For years, the Black Death has been treated as a natural experiment for what happens when humans suddenly withdraw: fields revert to woodland, wildlife returns, and biodiversity rises. The new analysis complicates that story by tying diversity not to the absence of people, but to the kind of disturbance people created. According to the University of York’s Jonathan Gordon, abandonment ended long-running practices such as grazing, small-scale cultivation, and periodic clearance—activities that maintained mosaics of habitats. As forests expanded into former farmland, the landscape became more uniform, and many open-habitat plants that thrive in managed grasslands and field edges declined.
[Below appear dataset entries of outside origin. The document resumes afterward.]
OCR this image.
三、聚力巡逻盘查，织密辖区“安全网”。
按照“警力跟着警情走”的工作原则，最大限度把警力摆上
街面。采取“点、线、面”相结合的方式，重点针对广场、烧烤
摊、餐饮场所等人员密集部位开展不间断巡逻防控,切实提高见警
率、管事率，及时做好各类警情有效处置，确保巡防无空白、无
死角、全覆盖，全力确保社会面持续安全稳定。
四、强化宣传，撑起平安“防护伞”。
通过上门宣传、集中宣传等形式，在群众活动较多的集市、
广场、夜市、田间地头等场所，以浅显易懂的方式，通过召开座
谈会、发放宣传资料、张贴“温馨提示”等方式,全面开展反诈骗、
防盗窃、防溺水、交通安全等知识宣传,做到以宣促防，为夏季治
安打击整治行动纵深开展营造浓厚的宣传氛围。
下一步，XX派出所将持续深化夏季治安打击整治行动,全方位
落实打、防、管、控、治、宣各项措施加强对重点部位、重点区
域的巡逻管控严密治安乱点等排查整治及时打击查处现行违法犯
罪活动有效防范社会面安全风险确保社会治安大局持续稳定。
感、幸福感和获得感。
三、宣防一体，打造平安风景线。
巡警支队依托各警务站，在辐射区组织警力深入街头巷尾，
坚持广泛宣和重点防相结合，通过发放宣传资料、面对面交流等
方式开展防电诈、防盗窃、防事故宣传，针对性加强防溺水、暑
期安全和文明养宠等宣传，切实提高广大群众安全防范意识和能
The mechanism matters because the study’s signal is not “nature got worse,” but “a particular mix of habitats disappeared.” A pollen record is a proxy: it captures shifts in plant communities over time, but it also has limits in spatial precision and in how it represents local versus regional vegetation. The paper’s timeframe—roughly 150 years after the pandemic—also leaves room for other forces to shape the outcome, including climate variability, changes in burning regimes, and later waves of resettlement. Even so, the broad pattern supports a basic point conservationists often sidestep: Europe’s celebrated species richness is, in many places, a product of centuries of low-intensity land use.

That has direct implications for today’s “rewilding” politics. Removing farming can increase forest cover and carbon storage, but it can also erase semi-open landscapes that depend on grazing and periodic cutting. The winners and losers are not abstract: orchids, meadow butterflies, and pasture plants tend to lose when scrub and woodland take over; forest specialists may gain. A policy that subsidises land abandonment while promising a general biodiversity dividend risks mis-selling a trade-off as a free lunch.

The authors argue for a “patchwork” approach—maintaining a mosaic of crops, woodlands, pastures, ponds, and other habitats—citing systems such as Iberian dehesas and montados, Alpine pastures, and Hungary’s tanya landscapes. The practical question is not whether humans should be present, but who pays to keep disturbance going when it stops being economically rational.

In the pollen record, the post-plague forest expansion reads as recovery. In the species counts, it reads as simplification.